Vassily Kandinsky, entre spiritualisme et abstractionnisme. Vie, œuvres, traités


Vassily Kandinsky n'est pas seulement le père fondateur de l'abstractionnisme : c'est un artiste aux multiples facettes, nourri par l'idée d'un art global.

La peinture figurative a régné en maître depuis la Renaissance jusqu’en 1910, année où l’artiste russe Vassily Kandinsky (Moscou, 1866 - Neuilly-sur-Seine, 1944) a donné naissance à la célèbre Première aquarelle abstraite, considérée comme la première œuvre d’art abstrait de l’histoire de l’art (même si, comme nous le verrons plus loin, un récent débat sur la naissance de l’art abstrait pourrait lui retirer cette primauté). Ce que Kandinsky a conçu n’est pas un simple gribouillage, comme pourrait le penser un observateur abordant le sujet pour la première fois, mais témoigne plutôt du besoin des artistes de dépasser l’objectivité, en s’éloignant de cette dimension réelle qui conduit d’une image à l’autre.
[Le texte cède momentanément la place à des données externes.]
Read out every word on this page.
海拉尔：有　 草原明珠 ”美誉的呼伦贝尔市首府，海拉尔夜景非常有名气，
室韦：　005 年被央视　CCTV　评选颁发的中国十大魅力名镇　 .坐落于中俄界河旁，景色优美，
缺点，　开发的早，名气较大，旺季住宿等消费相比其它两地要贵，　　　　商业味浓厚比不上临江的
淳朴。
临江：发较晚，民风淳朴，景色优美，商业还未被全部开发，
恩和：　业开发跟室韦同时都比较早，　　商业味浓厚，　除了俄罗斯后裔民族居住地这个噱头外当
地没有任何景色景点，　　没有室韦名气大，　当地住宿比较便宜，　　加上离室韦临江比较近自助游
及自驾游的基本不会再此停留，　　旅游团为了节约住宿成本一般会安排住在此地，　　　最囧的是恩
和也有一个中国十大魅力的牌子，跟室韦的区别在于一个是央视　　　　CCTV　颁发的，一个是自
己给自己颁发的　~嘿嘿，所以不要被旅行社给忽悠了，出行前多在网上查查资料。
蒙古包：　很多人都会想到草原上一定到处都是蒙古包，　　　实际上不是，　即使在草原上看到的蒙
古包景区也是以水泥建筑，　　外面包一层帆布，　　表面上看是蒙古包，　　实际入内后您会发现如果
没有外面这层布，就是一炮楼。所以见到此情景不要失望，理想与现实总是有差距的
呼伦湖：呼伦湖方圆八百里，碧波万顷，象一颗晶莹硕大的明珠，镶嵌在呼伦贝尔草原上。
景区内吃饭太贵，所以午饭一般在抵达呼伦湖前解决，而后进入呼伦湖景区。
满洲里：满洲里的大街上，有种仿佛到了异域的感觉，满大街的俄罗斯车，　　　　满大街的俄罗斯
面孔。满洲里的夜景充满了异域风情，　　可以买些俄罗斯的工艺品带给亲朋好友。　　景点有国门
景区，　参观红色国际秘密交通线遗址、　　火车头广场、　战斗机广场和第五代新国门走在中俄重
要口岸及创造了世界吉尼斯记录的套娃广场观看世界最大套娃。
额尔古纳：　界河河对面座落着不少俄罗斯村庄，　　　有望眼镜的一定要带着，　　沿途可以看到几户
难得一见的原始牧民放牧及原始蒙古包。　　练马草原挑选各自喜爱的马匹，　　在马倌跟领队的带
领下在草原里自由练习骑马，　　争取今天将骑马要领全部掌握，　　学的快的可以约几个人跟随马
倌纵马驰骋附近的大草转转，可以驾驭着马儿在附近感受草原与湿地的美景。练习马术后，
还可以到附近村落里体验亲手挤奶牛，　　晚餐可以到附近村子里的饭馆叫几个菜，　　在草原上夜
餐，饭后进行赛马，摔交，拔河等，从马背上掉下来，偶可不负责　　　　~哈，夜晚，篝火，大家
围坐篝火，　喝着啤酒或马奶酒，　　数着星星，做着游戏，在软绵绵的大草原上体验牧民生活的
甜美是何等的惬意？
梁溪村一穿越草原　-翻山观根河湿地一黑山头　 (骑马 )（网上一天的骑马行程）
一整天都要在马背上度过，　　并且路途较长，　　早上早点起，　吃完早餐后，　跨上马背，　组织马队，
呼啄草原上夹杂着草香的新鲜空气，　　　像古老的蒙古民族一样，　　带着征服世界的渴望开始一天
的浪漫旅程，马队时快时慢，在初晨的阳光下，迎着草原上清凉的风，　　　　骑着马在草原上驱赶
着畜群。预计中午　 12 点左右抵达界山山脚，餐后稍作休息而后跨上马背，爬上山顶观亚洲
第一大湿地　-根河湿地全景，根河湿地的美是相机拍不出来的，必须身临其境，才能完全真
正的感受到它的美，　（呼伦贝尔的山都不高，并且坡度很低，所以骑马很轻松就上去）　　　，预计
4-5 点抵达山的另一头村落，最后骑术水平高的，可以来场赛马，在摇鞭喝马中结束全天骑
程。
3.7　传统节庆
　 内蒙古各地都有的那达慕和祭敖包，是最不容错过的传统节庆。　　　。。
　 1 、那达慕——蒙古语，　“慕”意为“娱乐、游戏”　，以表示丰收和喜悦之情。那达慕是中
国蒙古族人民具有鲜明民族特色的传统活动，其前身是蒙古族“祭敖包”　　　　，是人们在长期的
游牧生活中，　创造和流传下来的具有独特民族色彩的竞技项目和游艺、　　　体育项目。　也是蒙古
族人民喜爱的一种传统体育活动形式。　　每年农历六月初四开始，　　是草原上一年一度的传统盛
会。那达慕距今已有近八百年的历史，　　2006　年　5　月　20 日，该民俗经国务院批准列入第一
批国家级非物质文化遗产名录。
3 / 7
Dans ces années-là, d’importants changements se produisent dans l’art, en particulier dans le rapport avec les mécènes : les artistes, qui pendant des siècles avaient été liés à des commandes plus ou moins importantes et libres de ne traiter le sujet que jusqu’à un certain point (voire de répondre à des exigences précises), ont commencé à revendiquer une totale liberté d’expression à partir du 19e siècle. On assiste donc à une évolution progressive dont les racines se trouvent dans les siècles précédents.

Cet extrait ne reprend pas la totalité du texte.